The book does not end with the surrender. The characters and movements that played roles in the rising are followed to the ends of their lives and into the present day. The historiography of the rising is an interesting reflection rarely found in histories. The text is supplemented by photos, maps, and a bibliography that is most helpful. One thing I really like about the footnotes is the liberal citation of websites with URLs for easy access. The appendices contain a list of known women in the rising, pictures and descriptions of rising related flags and plays, poems and songs of the rising. This work is short, 270 pages in total but, despite my extensive readings on the Easter Rising, I learned new facts about it from these pages. The documentation of the Curragh Mutiny and Sir Roger Casement’s negotiations in Germany place the rising in both local and worldwide streams of history.

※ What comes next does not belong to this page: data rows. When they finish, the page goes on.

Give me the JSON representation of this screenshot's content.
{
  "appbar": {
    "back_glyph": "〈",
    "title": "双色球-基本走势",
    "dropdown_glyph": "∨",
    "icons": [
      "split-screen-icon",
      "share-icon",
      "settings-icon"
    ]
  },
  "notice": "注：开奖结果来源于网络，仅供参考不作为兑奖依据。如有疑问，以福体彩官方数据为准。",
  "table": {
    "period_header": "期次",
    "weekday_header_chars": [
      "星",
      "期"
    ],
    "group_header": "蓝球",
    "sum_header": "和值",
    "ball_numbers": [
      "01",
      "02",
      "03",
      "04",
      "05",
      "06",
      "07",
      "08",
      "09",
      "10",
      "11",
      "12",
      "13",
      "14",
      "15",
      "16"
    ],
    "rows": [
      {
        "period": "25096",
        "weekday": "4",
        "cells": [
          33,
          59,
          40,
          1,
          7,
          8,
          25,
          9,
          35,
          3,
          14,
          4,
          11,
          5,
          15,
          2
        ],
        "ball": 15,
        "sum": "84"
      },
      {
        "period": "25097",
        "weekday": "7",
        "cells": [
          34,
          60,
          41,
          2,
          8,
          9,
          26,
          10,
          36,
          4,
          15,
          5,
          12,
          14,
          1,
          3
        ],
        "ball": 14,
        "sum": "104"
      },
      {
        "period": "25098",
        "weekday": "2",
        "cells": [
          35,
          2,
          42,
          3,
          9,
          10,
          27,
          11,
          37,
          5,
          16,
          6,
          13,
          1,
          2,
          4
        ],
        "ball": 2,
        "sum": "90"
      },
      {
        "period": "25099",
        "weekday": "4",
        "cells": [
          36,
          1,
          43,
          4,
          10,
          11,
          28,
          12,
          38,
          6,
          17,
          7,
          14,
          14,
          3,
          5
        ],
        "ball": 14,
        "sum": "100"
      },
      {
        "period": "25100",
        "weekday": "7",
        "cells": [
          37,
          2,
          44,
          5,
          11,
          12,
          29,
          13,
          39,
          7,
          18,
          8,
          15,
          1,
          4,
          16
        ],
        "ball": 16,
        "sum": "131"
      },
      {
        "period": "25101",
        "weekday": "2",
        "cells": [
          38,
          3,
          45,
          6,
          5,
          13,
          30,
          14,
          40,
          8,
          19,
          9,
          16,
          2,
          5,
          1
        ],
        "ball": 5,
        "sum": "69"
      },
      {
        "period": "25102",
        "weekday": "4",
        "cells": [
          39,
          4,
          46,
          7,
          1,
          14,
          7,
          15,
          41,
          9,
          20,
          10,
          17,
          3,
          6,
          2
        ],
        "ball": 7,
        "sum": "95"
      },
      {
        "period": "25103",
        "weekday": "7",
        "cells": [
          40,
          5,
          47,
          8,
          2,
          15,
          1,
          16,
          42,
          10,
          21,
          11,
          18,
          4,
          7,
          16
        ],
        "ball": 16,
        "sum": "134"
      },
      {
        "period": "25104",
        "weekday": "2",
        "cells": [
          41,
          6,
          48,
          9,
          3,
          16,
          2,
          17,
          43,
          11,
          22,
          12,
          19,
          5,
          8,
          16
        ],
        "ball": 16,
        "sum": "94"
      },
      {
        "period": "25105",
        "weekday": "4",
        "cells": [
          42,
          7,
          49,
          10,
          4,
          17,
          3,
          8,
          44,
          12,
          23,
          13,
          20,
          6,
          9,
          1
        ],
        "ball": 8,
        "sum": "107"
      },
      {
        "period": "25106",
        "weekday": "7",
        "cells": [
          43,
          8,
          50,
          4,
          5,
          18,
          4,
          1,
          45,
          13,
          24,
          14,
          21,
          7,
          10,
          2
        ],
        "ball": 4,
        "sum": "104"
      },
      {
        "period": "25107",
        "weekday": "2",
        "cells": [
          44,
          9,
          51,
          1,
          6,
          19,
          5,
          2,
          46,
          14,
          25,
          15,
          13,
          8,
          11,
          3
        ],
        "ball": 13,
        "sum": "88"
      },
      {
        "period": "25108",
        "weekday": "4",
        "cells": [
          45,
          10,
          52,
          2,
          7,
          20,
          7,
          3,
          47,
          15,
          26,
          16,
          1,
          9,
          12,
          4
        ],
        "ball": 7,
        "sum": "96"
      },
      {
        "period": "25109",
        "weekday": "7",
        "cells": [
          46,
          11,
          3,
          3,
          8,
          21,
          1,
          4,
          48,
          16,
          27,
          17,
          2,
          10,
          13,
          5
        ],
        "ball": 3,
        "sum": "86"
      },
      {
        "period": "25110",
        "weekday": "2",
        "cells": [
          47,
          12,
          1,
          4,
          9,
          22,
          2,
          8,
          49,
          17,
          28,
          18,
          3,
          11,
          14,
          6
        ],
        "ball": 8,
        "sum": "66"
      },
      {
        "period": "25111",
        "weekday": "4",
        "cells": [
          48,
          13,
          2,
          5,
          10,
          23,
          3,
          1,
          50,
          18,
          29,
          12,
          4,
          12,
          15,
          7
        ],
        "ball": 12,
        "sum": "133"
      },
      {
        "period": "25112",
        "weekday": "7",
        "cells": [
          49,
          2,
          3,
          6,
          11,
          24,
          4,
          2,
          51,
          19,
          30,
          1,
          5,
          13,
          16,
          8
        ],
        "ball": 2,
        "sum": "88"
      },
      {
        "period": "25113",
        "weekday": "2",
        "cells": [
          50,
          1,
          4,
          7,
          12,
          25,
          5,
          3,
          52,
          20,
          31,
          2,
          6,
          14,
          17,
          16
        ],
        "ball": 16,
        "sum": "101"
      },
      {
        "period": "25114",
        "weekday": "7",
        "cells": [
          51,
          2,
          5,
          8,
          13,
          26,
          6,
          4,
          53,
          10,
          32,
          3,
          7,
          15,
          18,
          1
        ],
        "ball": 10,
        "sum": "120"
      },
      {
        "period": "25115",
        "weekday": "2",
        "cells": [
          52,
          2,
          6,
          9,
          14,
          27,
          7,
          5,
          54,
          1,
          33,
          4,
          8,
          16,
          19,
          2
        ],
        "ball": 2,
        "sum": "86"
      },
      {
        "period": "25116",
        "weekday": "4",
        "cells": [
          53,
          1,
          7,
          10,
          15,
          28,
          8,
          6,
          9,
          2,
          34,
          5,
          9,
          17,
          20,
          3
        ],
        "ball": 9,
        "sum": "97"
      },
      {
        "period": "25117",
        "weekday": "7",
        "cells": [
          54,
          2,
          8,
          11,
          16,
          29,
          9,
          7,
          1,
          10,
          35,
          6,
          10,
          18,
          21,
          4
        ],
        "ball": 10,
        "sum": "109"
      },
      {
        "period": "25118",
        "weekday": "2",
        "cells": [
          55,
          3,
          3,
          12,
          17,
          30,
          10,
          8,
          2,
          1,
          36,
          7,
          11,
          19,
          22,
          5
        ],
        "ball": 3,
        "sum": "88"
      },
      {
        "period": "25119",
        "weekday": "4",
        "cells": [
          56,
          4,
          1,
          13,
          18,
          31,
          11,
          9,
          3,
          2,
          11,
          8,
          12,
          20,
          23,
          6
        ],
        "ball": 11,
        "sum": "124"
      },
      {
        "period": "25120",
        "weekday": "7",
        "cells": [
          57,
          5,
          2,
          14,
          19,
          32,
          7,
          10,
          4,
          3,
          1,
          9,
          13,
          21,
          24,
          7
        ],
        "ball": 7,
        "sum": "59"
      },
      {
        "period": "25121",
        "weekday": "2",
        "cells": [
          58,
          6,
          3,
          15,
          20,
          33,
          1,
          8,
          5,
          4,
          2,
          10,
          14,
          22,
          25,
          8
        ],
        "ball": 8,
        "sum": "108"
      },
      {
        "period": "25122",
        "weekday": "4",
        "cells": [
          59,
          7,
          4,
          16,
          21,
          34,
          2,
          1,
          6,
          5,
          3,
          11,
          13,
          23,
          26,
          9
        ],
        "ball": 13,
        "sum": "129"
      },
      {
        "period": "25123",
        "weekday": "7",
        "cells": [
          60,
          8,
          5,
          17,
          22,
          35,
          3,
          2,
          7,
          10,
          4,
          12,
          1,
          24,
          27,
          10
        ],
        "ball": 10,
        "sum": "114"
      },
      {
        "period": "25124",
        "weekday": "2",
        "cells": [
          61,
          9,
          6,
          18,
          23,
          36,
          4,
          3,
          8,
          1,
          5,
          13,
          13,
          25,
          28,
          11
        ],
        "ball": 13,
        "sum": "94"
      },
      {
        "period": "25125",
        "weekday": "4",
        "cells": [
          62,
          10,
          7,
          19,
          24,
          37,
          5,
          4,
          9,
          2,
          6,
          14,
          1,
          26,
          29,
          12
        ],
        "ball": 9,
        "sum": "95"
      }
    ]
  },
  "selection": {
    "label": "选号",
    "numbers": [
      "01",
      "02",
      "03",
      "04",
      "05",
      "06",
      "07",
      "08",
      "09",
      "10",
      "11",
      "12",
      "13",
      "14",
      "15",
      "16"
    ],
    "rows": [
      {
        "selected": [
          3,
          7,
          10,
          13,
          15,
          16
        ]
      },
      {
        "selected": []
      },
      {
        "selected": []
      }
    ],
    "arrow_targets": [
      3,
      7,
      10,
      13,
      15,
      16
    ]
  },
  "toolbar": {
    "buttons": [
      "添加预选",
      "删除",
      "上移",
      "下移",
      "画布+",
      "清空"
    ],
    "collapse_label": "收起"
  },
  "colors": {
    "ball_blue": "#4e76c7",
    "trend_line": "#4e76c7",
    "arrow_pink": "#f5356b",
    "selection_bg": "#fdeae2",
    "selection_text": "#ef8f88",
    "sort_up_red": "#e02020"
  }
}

I enjoyed Women of the Irish Rising and learned much from it. It encouraged me to look up some of those websites found in the footnotes and to read further. I recommend it both to those seeking an introduction to the rising and more seasoned students looking for a new perspective on this unlikely front in the Great War.

Jim Gallen

1 comment:

  1. Excellent review of a very interesting book. The connection between the Uprising and the First World War is something we need to be more aware of. Thank you, Jim.